Vietnam and Australia have signed a memorandum of understanding (MoU) intended to set up long-term cooperation in combating illegal, unreported and unregulated (IUU) fishing.
The agreement was signed in Cần Thơ province within the framework of the APEC Food Security Week by Vietnamese Deputy Minister of Agriculture and Rural Development Hà Công Tuấn and Senator Anne Ruston, Assistant Minister for Agriculture and Water Resources of Australia.
Minister Ruston is in Vietnam from August 22-26 representing Australia at the APEC ministerial meeting on food security and sustainable agriculture.
“We have worked together successfully for over 10 years under the South East Asian Regional Plan of Action to Promote Responsible Fishing Practices Including Combating IUU Fishing,” Minister Ruston pointed out.
Tuấn said the MoU aims to deepen bilateral ties and create a foundation for the regular cooperation between the two governments in handling IUU fishing activities.
The Vietnamese official stressed that the MOU would deepen cooperation and lay the foundation for ongoing partnership between the two governments as they address Australian and Vietnamese flag carrying vessels engaged in IUU fishing.
In addition, she explained that the associated public information campaign will also assist regional fishers to better understand international fishing rules and Vietnam will work with Australia to implement this campaign as soon as possible.
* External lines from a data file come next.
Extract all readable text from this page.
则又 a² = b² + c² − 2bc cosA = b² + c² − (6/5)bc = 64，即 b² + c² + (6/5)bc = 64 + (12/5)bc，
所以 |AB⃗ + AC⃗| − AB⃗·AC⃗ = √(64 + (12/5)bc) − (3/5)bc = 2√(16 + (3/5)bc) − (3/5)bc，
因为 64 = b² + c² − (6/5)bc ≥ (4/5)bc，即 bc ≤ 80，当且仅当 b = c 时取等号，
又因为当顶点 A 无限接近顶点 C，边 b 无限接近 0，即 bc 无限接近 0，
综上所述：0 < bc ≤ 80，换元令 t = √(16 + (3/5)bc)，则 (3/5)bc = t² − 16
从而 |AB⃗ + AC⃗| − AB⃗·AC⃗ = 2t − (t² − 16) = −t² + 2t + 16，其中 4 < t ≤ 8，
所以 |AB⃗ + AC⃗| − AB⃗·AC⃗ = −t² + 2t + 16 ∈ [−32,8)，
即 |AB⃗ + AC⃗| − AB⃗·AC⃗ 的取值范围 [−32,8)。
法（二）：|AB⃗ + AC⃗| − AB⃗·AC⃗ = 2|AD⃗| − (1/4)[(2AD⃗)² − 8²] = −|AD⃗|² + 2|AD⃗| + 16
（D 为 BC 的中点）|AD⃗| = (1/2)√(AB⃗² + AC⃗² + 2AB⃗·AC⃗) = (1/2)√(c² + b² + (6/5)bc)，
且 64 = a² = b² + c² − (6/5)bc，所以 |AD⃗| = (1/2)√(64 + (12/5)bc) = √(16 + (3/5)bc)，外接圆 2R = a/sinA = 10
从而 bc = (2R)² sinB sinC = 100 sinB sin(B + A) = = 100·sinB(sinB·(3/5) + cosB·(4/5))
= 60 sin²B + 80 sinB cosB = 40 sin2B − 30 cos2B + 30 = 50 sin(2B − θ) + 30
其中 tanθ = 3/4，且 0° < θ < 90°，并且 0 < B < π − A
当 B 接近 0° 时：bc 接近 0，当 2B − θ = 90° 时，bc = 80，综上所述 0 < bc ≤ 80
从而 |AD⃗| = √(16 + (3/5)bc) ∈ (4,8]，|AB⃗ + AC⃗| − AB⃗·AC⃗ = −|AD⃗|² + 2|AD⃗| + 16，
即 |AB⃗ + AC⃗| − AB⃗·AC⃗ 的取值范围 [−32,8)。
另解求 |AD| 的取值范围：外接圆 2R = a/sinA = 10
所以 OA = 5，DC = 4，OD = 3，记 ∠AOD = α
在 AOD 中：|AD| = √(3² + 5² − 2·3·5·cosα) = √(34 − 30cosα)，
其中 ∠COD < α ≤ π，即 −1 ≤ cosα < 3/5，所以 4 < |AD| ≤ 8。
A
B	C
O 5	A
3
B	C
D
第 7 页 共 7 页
As part of the deal, the Vietnam suggested Australia build a shrimp laboratory in Vietnam to ensure the quality of Vietnamese exports of the crustacean.
Furthermore, the representatives of both countries committed to working together to accelerate export procedures for other agricultural products, contributing to increasing trade revenue between the two countries.
Both ministers also welcomed the start of an Organisation for Economic Cooperation and Development (OECD) country study on regional fisheries policies and regulations.
Minister Ruston said the study would help grow fisheries and the aquaculture sector to benefit local communities, while still taking advantage of the opportunities presented by the global economy.
“Fisheries and aquaculture are an important part of the Vietnamese economy, particularly to the well-being of local communities, and so Australia is glad to support the project with a financial contribution of AUD 257,000,” she concluded.